The Pragmatic Programmer: A Book Review

Why are you here? Well, for now, it’s not a spiritual question as to why we all are ‘here’ (which should be a constant question in your mind anyways). Right now, the question is why you are here in this field of Software Development.


Are you here only because of the financial stability & better life this field has to offer? Or, are you here because you truly love what you do? If your answer is the latter, then this short article is for you. Not that there is something wrong with the former objective, in fact it’s always an important factor to be considered. But with that objective, this book would not relate a lot to you.


The Pragmatic Programmer by Andrew Hunt and David Thomas is a must-read book for everyone who love what they do and want to get better at it every single day. This book does not get you a fancy certification title, neither does get you quick tips about a certain technology to put on your resume. Rather it helps you set up a right mindset, helps you pay attention to what you do and then guides you with the way to make it better. In short, this book helps you become a better programmer. Even though the title of the book says “programmer”, it’s for everyone that’s in this field i.e. developers, testers and even managers.


Through a series of “tips”, the authors take you through this process of transformations. When I started reading this book about 6 years ago, the very first tip itself caught my attention. “Care About Your Craft”, it said. Imagine looking at any artist, say A. R. Rehman or Lata Mangeshkar (Indian Music Industry Masters), while they are at their daily “riyaaz” (practice). What you would see? You would see an individual focused on what they are doing, being their own self critic and correcting themselves until they achieve perfection by their own set standards. You would see this going on day after day and for hours in a row. Why does that happen? Because they care for their craft. The authors of this book give the greatest emphasis on this aspect, that you must care for your craft. Once you get into the role of a craftsman and you really see yourself wanting to produce the greatest craft ever, you would not need any external factors to get best at it.


And this is just the beginning, as the authors then take us through all of a software developer’s daily problems and provide us a way to approach those with a pragmatic mindset. What is a pragmatic programmer anyways? This book defines it nicely as someone who thinks beyond the immediate problem, always trying to think about the bigger picture, and one who takes full responsibility of his/her own work.


The beauty of this book is that it’s written by programmers after having themselves gone through all of the day to day problems faced by programmers. So, it doesn’t just offer a typical management advice, but serious practical tips and tools to help solve problems. Like me, I am pretty sure you would stop at many instances and think that yes, this is how exactly it happens.
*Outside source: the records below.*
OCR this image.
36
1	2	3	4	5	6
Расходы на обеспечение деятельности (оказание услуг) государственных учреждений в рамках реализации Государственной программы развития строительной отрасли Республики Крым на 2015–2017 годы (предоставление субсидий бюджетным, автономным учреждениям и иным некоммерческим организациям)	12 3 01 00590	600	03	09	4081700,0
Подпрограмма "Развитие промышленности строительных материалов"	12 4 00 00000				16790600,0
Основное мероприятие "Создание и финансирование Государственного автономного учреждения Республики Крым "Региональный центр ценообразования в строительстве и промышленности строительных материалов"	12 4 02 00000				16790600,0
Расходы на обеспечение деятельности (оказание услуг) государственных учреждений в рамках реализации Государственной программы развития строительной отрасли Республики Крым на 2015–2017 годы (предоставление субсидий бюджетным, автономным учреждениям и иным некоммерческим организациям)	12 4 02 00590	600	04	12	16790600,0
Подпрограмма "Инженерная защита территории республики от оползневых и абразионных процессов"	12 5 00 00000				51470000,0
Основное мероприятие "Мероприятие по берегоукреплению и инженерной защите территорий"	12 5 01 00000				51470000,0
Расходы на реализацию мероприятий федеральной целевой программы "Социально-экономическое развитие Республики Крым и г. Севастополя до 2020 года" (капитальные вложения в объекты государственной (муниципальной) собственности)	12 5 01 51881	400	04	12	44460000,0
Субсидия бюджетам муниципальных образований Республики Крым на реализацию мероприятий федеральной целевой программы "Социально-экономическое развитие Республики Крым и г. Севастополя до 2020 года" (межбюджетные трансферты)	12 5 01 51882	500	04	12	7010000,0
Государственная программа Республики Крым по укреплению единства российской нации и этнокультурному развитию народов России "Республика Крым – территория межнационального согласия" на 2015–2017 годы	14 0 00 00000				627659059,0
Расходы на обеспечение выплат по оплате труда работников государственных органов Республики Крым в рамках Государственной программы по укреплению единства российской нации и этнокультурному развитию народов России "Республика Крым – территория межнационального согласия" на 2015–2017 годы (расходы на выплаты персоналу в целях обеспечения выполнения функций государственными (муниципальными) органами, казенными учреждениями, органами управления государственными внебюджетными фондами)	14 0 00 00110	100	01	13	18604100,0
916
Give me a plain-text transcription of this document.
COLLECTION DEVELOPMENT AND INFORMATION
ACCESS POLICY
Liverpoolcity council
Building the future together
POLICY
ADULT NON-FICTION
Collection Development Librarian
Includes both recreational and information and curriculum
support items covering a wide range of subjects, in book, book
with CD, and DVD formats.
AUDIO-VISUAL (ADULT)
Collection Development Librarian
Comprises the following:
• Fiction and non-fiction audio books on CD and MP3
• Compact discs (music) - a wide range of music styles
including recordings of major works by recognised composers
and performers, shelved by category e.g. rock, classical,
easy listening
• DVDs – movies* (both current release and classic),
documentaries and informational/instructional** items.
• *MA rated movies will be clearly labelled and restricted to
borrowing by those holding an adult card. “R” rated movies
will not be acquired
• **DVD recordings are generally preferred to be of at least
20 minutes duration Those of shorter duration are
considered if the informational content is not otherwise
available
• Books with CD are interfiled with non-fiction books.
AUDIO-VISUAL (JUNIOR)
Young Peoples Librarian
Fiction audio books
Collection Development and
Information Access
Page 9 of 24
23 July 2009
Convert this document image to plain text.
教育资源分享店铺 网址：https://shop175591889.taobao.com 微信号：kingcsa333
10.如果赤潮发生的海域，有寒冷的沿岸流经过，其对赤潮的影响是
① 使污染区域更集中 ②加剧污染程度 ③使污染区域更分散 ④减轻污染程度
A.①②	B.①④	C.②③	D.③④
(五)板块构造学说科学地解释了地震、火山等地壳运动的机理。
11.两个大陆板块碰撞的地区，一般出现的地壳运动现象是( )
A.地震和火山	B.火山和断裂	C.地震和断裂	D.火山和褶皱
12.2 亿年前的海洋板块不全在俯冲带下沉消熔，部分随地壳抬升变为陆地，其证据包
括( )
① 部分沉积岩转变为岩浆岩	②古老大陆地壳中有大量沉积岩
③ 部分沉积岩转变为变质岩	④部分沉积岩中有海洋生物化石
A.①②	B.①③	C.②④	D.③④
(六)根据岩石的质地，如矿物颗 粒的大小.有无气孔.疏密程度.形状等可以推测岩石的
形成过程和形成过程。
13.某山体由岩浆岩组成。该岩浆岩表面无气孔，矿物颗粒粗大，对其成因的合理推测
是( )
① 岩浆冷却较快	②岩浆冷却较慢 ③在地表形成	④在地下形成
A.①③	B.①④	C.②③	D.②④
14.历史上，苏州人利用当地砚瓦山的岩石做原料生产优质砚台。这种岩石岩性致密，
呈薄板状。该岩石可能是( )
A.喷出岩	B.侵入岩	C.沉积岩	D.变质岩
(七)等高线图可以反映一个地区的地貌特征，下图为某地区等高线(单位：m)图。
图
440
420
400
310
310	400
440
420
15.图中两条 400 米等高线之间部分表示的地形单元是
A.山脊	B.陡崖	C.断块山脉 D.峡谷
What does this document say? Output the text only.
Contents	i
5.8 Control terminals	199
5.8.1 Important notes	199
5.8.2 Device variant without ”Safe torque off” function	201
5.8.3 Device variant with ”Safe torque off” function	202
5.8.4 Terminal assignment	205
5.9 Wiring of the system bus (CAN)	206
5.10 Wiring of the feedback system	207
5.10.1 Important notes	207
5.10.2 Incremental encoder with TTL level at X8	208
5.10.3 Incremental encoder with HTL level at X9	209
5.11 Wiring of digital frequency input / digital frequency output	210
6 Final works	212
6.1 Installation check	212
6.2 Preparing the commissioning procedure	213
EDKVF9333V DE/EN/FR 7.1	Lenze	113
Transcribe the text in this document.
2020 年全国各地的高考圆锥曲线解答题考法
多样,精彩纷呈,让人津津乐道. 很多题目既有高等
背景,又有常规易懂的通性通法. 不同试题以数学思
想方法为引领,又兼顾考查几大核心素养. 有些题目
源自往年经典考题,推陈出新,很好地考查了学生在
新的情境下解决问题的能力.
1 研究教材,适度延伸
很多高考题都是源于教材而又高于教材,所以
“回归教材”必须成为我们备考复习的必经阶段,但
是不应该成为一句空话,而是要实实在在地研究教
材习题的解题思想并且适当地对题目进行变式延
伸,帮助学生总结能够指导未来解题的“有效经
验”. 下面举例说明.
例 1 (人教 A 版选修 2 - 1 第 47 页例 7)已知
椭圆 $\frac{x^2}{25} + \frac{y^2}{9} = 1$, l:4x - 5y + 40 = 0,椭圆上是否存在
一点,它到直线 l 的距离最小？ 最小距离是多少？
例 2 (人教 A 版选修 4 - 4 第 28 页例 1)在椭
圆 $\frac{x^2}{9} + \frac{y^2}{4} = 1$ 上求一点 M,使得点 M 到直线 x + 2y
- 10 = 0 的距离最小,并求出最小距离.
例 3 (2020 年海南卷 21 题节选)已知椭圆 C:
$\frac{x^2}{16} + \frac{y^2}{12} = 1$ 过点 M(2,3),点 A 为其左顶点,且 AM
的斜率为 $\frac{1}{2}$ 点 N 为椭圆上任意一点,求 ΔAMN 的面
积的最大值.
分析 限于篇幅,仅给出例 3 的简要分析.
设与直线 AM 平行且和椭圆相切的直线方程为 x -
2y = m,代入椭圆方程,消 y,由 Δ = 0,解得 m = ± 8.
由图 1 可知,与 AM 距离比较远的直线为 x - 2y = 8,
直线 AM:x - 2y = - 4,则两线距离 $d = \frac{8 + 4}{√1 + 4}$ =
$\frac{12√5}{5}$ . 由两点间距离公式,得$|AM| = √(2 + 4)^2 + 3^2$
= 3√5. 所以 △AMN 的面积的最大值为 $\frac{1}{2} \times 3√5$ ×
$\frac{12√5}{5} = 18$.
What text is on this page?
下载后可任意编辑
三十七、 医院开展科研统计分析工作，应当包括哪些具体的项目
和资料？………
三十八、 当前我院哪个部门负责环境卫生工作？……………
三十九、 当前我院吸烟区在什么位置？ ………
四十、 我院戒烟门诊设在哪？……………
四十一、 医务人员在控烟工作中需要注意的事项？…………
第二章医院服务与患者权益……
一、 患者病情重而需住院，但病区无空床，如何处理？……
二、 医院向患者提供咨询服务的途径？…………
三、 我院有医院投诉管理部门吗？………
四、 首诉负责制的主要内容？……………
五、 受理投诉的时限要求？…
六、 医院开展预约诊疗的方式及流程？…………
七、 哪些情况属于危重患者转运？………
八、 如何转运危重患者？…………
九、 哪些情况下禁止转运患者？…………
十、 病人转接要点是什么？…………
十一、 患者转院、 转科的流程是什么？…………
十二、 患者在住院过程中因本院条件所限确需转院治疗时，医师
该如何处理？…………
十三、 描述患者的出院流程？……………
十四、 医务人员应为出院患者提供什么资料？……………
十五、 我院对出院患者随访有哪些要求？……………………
My favorite tip in this book is “Don’t Program by Coincidence”. It happened to me so many times that there is a bug, and somebody says they fixed it, but when asked what the problem was, the answer you would get is, “Not sure, but it’s fixed”. This is an example of programming by co-incidence in real life. Unless you know what the problem was, and under which circumstances it appeared, how would you guarantee that it would not come back?  Another important thing you notice is that the language of the book is so simple that you feel someone is taking you through all of the tips. And that too with humor and fun. And yes, there is code, along with challenges and exercises to keep you engaged. It introduces you to a variety of tools as a starting point with regards to some of the tips.


You may be thinking in your mind that you know what, all of that sounds good in theory but doesn’t work in practice. When my boss/client is shouting at me, none of that helps. I don’t blame you, as that’s how most of us are used to thinking about most of the books and advices out there. But as I said in the beginning, if you really love what you do, you would automatically get into the habits suggested by the book.


With that, I will leave you with few of the tips this book has to offer in order to help you get an idea of what’s in store. (You can get the full list here - ). Just by reading these tips (which are explained in greater details in the book), you would see how this is different than any other programming book you have ever read.


Do read the book and share your views with me.


·         Care About Your Craft

Why spend your life developing software unless you care about doing it well?


·         Provide Options, Don’t Make Lame Excuses

Instead of excuses, provide options. Don’t say it can’t be done; explain what can be done.


·         Be a Catalyst for Change

You can’t force change on people. Instead, show them how the future might be and help them participate in creating it.


·         Critically Analyze What You Read and Hear

Don’t be swayed by vendors, media hype, or dogma. Analyze information in terms of you and your project.


·         Don’t Panic When Debugging

Take a deep breath and THINK! about what could be causing the bug.


·         Don’t Think Outside the Box—Find the Box

When faced with an impossible problem, identify the real constraints. Ask yourself: “Does it have to be done this way? Does it have to be done at all?”


·         English is Just a Programming Language

Write documents as you would write code: honor the DRY principle, use metadata, MVC, automatic generation, and so on.


·         Invest Regularly in Your Knowledge Portfolio

Make learning a habit.


·         Fix the Problem, Not the Blame

It doesn’t really matter whether the bug is your fault or someone else’s—it is still your problem, and it still needs to be fixed.


·         Don’t Program by Coincidence

Rely only on reliable things. Beware of accidental complexity, and don’t confuse a happy coincidence with a purposeful plan.


·         Sign Your Work

Craftsmen of an earlier age were proud to sign their work. You should be, too.